One of the hardest moments during Jessica’s master’s degree came halfway through her last semester when her grandmother passed away, 10 days after a terminal cancer diagnosis.
“I am deeply saddened that both she and my grandpa, who passed nine years prior, aren’t alive to see me graduate, but I feel a lot of pride and motivation each day as I walk into work and think about how I am able to play a part in continuing their legacy,” Jessica said.
“It may sound silly, but buses have been in my blood all along, and while when I first left school, I was unsure of what I wanted to do, I am confident that with the opportunities that my family and my studies have given me, I have found my place in what is an incredibly interesting and exciting industry.”
Jessica said the transport industry is forever changing, and she is confident that her Master of Commerce degree has placed her well to be a strong female voice in a male-dominated industry.

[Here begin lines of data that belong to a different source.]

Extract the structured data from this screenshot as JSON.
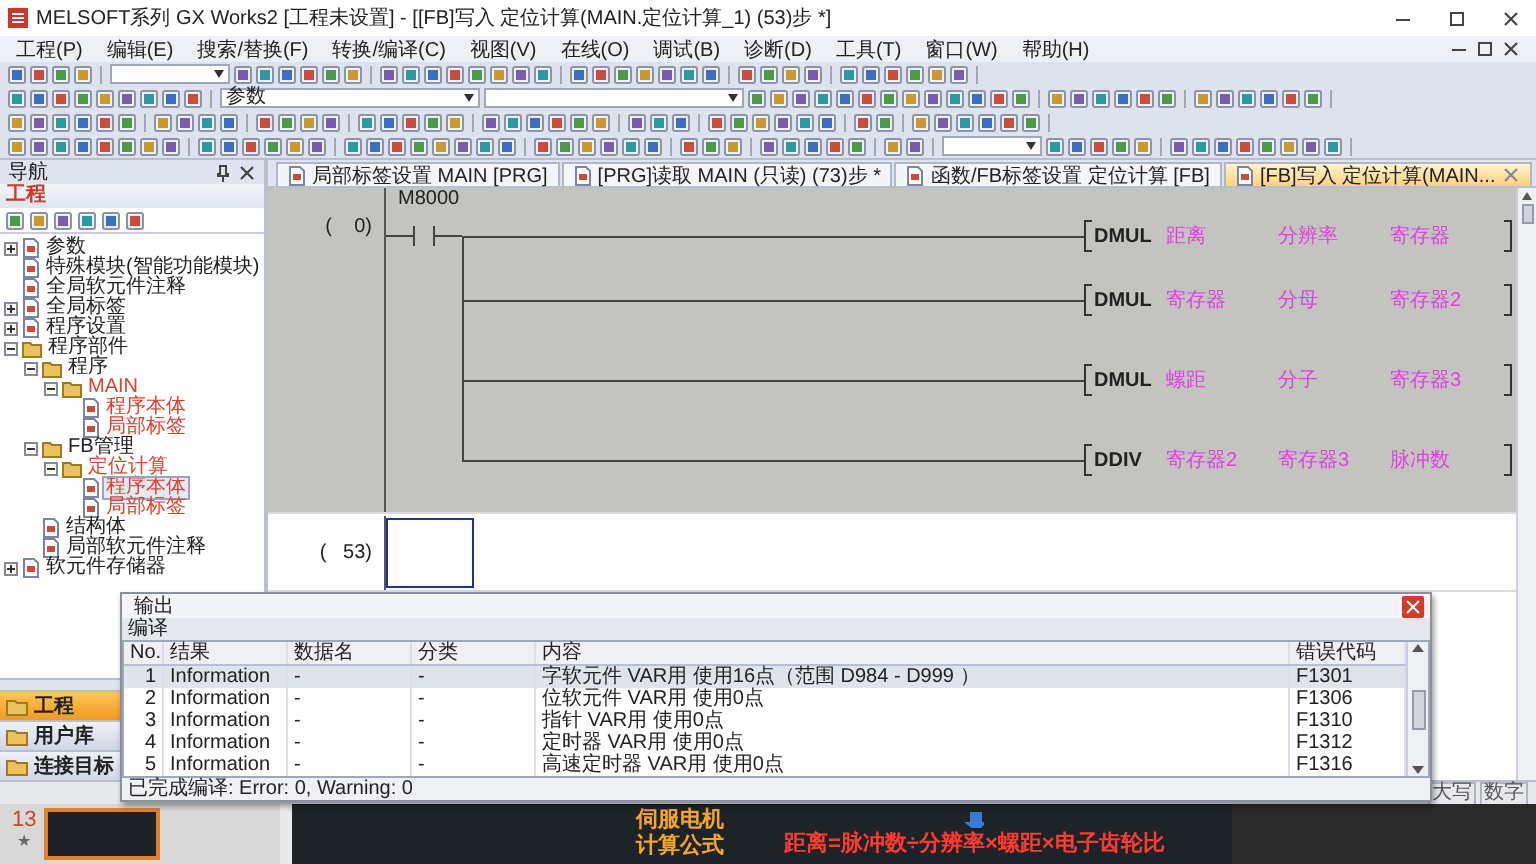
{
  "window": {
    "title": "MELSOFT系列 GX Works2 [工程未设置] - [[FB]写入 定位计算(MAIN.定位计算_1) (53)步 *]"
  },
  "menu": [
    "工程(P)",
    "编辑(E)",
    "搜索/替换(F)",
    "转换/编译(C)",
    "视图(V)",
    "在线(O)",
    "调试(B)",
    "诊断(D)",
    "工具(T)",
    "窗口(W)",
    "帮助(H)"
  ],
  "toolbar": {
    "search_field": {
      "value": "参数"
    }
  },
  "navigation": {
    "title": "导航",
    "section": "工程",
    "tree": [
      {
        "label": "参数",
        "expanded": false,
        "open": false,
        "selected": false
      },
      {
        "label": "特殊模块(智能功能模块)",
        "open": false,
        "selected": false
      },
      {
        "label": "全局软元件注释",
        "open": false,
        "selected": false
      },
      {
        "label": "全局标签",
        "expanded": false,
        "open": false,
        "selected": false
      },
      {
        "label": "程序设置",
        "expanded": false,
        "open": false,
        "selected": false
      },
      {
        "label": "程序部件",
        "expanded": true,
        "open": false,
        "selected": false,
        "children": [
          {
            "label": "程序",
            "expanded": true,
            "open": false,
            "selected": false,
            "children": [
              {
                "label": "MAIN",
                "expanded": true,
                "open": true,
                "selected": false,
                "children": [
                  {
                    "label": "程序本体",
                    "open": true,
                    "selected": false
                  },
                  {
                    "label": "局部标签",
                    "open": true,
                    "selected": false
                  }
                ]
              }
            ]
          },
          {
            "label": "FB管理",
            "expanded": true,
            "open": false,
            "selected": false,
            "children": [
              {
                "label": "定位计算",
                "expanded": true,
                "open": true,
                "selected": false,
                "children": [
                  {
                    "label": "程序本体",
                    "open": true,
                    "selected": true
                  },
                  {
                    "label": "局部标签",
                    "open": true,
                    "selected": false
                  }
                ]
              }
            ]
          },
          {
            "label": "结构体",
            "open": false,
            "selected": false
          },
          {
            "label": "局部软元件注释",
            "open": false,
            "selected": false
          }
        ]
      },
      {
        "label": "软元件存储器",
        "expanded": false,
        "open": false,
        "selected": false
      }
    ],
    "buttons": [
      {
        "label": "工程",
        "selected": true
      },
      {
        "label": "用户库",
        "selected": false
      },
      {
        "label": "连接目标",
        "selected": false
      }
    ]
  },
  "tabs": [
    {
      "label": "局部标签设置 MAIN [PRG]",
      "selected": false
    },
    {
      "label": "[PRG]读取 MAIN (只读) (73)步 *",
      "selected": false
    },
    {
      "label": "函数/FB标签设置 定位计算 [FB]",
      "selected": false
    },
    {
      "label": "[FB]写入 定位计算(MAIN...",
      "selected": true
    }
  ],
  "ladder": {
    "rungs": [
      {
        "step": "(    0)",
        "selected": false,
        "contact": "M8000",
        "instructions": [
          {
            "op": "DMUL",
            "operands": [
              "距离",
              "分辨率",
              "寄存器"
            ]
          },
          {
            "op": "DMUL",
            "operands": [
              "寄存器",
              "分母",
              "寄存器2"
            ]
          },
          {
            "op": "DMUL",
            "operands": [
              "螺距",
              "分子",
              "寄存器3"
            ]
          },
          {
            "op": "DDIV",
            "operands": [
              "寄存器2",
              "寄存器3",
              "脉冲数"
            ]
          }
        ]
      },
      {
        "step": "(   53)",
        "selected": true
      }
    ]
  },
  "output": {
    "title": "输出",
    "tab": "编译",
    "columns": [
      "No.",
      "结果",
      "数据名",
      "分类",
      "内容",
      "错误代码"
    ],
    "rows": [
      {
        "cells": [
          "1",
          "Information",
          "-",
          "-",
          "字软元件 VAR用 使用16点（范围 D984 - D999 ）",
          "F1301"
        ],
        "selected": true
      },
      {
        "cells": [
          "2",
          "Information",
          "-",
          "-",
          "位软元件 VAR用 使用0点",
          "F1306"
        ],
        "selected": false
      },
      {
        "cells": [
          "3",
          "Information",
          "-",
          "-",
          "指针 VAR用 使用0点",
          "F1310"
        ],
        "selected": false
      },
      {
        "cells": [
          "4",
          "Information",
          "-",
          "-",
          "定时器 VAR用 使用0点",
          "F1312"
        ],
        "selected": false
      },
      {
        "cells": [
          "5",
          "Information",
          "-",
          "-",
          "高速定时器 VAR用 使用0点",
          "F1316"
        ],
        "selected": false
      }
    ],
    "status": "已完成编译: Error: 0, Warning: 0"
  },
  "status_bar": [
    "大写",
    "数字"
  ],
  "slides": {
    "thumbnail": {
      "number": "13",
      "mark": "★",
      "selected": true
    },
    "slide": {
      "title_lines": [
        "伺服电机",
        "计算公式"
      ],
      "formula": "距离=脉冲数÷分辨率×螺距×电子齿轮比"
    }
  }
}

“The transport industry is going to continue to evolve and faces challenges such as increased regulation, increased integration with technology, and also the pressure to transition to provide more sustainable transport solutions, and I am excited to use my learnings to help address them,” she said.
“Ultimately, I am passionate about people, and that passion has led me to major in human resources management.
“Many of my lecturers through my studies have inspired in me a strong interest in employee issues and the roles that businesses can play in best supporting their staff to create a workspace that promotes performance in the midst of what has become a very turbulent and forever changing business environment.”
Jessica believes the most powerful thing she can do with what she has learnt is to help others, and that is what she intends to do.
“Rural and regional communities face so many challenges, particularly in terms of accessibility and the impact that their remoteness can have in connecting individuals to opportunities as well as basic necessity items,” she said.
“The luxuries which so many metropolitan areas have in relation to their public transport systems do not extend to these rural and regional areas.
“I hope to play whatever role I can in helping to improve or remove some of these barriers for our own communities in the public transport space.”